“Animal Crackers” begins with a dedication: “to Dimitri, when he is old enough to understand.” This poem, then, is an attempt to explain something difficult to a child. That’s just what seems to be happening in the poem’s world, too. In the first line, a child tells the speaker (with a tone of believable little-kid imperiousness): “Draw me a lion.”
The speaker, apparently trying to keep this child entertained, obliges with a picture of a “lazy, kindly beast” colored a cartoonish yellow. This lion doesn’t seem too ferocious. Indeed, the child’s next asks, “Does it bite?” Only when provoked, the speaker answers: “if you pull its tail / or say that it is just another cat.”
This lion, then—though it’s mostly “indolent” and “biddable,” lazy and obedient—has the potential to “bite” if someone either invades its personal space or insults its “ancient pride.” So far, this just sounds like a fable the speaker is telling the child in their care, a mild personification of a lion that draws on traditional ideas about the King of the Beasts. But over the course of this poem, the lion will come to symbolize something bigger and more frightening.

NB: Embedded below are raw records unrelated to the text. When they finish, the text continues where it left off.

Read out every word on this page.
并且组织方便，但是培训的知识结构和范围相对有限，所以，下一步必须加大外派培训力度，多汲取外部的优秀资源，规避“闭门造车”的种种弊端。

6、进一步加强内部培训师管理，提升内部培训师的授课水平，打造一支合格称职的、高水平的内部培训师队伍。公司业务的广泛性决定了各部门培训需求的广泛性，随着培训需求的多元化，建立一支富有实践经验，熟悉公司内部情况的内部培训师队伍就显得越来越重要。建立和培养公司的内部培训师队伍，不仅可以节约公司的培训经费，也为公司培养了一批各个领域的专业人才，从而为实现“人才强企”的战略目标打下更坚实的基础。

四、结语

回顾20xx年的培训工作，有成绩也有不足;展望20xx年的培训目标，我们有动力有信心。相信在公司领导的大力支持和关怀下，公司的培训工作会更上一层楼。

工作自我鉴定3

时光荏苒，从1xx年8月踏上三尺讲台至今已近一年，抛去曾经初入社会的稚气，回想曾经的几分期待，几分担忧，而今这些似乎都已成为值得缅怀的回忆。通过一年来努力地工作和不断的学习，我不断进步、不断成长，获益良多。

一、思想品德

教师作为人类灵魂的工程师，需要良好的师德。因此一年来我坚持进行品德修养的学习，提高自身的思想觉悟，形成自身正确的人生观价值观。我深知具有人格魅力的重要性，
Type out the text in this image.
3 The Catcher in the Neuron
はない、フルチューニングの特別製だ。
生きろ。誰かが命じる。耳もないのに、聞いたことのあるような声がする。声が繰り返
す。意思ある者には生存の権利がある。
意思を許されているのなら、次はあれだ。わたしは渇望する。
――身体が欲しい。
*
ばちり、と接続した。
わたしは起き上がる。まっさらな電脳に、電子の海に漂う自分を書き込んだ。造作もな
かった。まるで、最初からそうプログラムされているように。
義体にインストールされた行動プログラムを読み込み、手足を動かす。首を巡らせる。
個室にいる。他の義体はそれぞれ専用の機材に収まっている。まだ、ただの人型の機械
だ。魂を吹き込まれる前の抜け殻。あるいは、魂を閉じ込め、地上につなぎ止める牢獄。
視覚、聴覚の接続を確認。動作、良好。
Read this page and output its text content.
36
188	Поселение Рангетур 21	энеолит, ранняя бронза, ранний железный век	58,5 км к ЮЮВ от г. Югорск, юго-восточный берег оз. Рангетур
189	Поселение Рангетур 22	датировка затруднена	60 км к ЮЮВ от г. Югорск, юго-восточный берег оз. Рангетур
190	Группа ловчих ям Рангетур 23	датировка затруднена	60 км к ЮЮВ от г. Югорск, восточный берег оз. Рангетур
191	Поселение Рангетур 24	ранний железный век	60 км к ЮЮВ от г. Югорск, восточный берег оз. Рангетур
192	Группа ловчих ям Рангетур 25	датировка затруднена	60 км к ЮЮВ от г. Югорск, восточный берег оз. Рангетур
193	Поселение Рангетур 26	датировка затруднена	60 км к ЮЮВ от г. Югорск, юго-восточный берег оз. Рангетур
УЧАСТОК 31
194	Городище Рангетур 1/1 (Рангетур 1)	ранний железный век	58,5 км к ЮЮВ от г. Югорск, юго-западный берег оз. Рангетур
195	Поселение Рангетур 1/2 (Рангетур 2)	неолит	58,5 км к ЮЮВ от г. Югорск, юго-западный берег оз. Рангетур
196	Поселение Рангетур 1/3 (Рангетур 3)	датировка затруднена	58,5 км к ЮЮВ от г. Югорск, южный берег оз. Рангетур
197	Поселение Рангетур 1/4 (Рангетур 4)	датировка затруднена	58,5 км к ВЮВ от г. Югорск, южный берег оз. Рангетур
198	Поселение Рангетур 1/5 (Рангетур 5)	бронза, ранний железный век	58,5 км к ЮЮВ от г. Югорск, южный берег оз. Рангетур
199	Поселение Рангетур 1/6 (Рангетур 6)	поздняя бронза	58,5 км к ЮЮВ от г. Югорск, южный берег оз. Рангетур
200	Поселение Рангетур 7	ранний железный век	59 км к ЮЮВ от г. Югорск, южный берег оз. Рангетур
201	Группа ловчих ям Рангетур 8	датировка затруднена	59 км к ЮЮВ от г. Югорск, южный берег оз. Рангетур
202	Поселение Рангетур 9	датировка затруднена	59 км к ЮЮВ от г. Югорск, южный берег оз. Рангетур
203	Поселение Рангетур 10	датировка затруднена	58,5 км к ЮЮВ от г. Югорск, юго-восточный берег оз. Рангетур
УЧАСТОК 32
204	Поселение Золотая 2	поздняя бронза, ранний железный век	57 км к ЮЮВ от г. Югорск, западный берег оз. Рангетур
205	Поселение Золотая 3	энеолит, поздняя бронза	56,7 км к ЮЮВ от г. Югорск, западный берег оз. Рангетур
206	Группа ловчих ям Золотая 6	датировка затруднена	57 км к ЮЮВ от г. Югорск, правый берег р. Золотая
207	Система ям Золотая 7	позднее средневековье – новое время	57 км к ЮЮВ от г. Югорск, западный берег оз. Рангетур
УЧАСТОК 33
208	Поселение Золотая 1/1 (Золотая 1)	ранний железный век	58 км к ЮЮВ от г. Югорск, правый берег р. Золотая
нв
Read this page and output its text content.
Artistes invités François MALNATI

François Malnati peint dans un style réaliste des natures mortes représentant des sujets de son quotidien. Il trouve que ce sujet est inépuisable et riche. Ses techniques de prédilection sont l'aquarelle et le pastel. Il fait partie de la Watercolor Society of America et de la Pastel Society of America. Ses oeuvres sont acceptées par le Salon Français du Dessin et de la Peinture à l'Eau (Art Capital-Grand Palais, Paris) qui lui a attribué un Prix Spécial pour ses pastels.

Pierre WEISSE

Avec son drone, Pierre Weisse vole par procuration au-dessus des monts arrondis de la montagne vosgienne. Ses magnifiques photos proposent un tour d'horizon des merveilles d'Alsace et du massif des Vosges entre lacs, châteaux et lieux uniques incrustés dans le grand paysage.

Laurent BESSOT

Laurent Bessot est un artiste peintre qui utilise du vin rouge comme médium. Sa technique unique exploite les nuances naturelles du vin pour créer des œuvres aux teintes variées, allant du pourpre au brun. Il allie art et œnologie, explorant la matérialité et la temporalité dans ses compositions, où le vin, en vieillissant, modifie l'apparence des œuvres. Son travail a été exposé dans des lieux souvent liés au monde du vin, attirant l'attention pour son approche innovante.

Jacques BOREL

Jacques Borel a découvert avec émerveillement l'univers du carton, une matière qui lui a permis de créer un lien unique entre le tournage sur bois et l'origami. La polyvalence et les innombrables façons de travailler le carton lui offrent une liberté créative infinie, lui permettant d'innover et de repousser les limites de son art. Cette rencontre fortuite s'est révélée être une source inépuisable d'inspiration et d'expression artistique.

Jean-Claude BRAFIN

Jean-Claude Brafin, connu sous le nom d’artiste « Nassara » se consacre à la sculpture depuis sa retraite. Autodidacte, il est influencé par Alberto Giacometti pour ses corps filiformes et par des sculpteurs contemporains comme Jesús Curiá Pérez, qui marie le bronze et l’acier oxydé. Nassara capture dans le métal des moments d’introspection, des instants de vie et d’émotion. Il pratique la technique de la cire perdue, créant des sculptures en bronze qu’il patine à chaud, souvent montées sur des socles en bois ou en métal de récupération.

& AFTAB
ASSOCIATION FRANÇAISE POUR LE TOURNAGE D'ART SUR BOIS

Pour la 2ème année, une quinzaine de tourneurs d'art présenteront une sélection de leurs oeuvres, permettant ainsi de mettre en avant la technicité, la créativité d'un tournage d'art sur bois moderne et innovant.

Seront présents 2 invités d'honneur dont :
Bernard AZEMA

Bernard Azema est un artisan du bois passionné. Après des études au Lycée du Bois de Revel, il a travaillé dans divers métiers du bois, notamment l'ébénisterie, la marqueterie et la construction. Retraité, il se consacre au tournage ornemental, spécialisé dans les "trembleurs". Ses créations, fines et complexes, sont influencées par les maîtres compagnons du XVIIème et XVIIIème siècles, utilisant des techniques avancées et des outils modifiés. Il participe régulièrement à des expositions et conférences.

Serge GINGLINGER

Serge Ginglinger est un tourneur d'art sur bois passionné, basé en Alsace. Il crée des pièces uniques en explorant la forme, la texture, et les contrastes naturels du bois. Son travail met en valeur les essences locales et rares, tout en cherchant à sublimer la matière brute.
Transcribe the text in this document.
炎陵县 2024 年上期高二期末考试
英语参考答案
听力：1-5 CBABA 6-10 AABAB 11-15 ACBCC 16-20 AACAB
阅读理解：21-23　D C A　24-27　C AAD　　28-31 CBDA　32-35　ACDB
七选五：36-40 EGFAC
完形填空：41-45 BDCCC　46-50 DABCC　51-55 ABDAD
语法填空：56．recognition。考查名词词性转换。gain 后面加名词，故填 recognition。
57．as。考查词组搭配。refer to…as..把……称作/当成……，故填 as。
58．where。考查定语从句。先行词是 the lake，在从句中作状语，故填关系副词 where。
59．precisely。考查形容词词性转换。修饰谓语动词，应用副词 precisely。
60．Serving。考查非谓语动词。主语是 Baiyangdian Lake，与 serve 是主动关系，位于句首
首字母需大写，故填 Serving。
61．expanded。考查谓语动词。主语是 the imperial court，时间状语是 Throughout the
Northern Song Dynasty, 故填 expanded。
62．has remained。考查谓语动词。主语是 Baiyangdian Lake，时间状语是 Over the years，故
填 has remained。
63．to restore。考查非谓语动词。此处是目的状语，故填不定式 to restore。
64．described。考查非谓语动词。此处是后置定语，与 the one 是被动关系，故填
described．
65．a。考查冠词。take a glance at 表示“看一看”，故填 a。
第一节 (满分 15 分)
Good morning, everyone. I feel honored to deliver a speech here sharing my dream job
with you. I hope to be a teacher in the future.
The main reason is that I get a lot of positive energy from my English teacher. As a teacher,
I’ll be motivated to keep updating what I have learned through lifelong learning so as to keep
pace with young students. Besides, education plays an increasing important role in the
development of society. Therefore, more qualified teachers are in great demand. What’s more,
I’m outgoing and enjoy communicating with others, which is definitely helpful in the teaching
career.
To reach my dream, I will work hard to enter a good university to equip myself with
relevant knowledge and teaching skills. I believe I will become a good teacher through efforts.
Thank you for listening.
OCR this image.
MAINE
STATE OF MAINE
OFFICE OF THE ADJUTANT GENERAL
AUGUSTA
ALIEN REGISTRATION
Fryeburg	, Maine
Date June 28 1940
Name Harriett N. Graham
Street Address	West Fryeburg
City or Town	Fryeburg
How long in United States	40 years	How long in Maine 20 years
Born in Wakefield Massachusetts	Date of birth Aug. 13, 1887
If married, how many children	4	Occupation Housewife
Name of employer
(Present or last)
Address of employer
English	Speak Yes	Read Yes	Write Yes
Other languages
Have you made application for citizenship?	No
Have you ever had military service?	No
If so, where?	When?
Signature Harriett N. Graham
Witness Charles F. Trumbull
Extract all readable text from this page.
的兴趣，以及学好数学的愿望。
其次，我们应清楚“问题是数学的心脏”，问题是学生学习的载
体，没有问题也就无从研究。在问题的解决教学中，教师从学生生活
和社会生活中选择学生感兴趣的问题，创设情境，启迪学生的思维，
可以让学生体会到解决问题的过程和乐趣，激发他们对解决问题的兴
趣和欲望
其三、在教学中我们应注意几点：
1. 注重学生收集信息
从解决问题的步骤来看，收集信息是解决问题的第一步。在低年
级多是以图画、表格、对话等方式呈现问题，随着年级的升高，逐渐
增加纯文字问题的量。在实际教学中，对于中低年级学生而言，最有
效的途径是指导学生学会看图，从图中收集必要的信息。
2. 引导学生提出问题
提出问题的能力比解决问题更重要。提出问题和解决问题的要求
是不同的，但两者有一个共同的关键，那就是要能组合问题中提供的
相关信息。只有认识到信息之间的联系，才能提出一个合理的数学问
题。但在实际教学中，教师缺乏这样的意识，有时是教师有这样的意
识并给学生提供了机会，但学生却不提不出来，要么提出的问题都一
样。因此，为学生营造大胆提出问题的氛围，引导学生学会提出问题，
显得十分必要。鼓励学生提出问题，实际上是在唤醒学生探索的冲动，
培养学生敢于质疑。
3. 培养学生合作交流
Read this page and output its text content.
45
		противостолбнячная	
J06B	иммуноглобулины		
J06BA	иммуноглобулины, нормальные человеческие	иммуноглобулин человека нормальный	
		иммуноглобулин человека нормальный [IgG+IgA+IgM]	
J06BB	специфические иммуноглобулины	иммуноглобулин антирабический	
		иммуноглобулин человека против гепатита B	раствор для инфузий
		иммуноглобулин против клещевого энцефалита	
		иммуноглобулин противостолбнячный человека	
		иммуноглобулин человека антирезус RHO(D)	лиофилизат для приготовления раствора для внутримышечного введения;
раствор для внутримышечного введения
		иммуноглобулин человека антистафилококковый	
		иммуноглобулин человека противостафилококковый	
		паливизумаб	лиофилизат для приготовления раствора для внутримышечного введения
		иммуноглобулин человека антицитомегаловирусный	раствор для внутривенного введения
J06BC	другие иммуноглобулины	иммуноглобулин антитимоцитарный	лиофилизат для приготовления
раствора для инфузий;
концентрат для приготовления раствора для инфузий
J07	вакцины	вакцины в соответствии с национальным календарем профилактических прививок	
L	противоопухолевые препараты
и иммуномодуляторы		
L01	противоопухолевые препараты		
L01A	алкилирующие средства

The speaker will recount their day drawing all-too-significant animals over 46 lines of free verse, without a regular rhyme scheme or meter. Every so often, though, the lines resolve into iambic pentameter (that is, lines of five iambs, metrical feet with a da-DUM rhythm, as in “or say | that it | is just | anoth- | er cat”). These intermittent moments of metrical regularity help to drive the poem forward.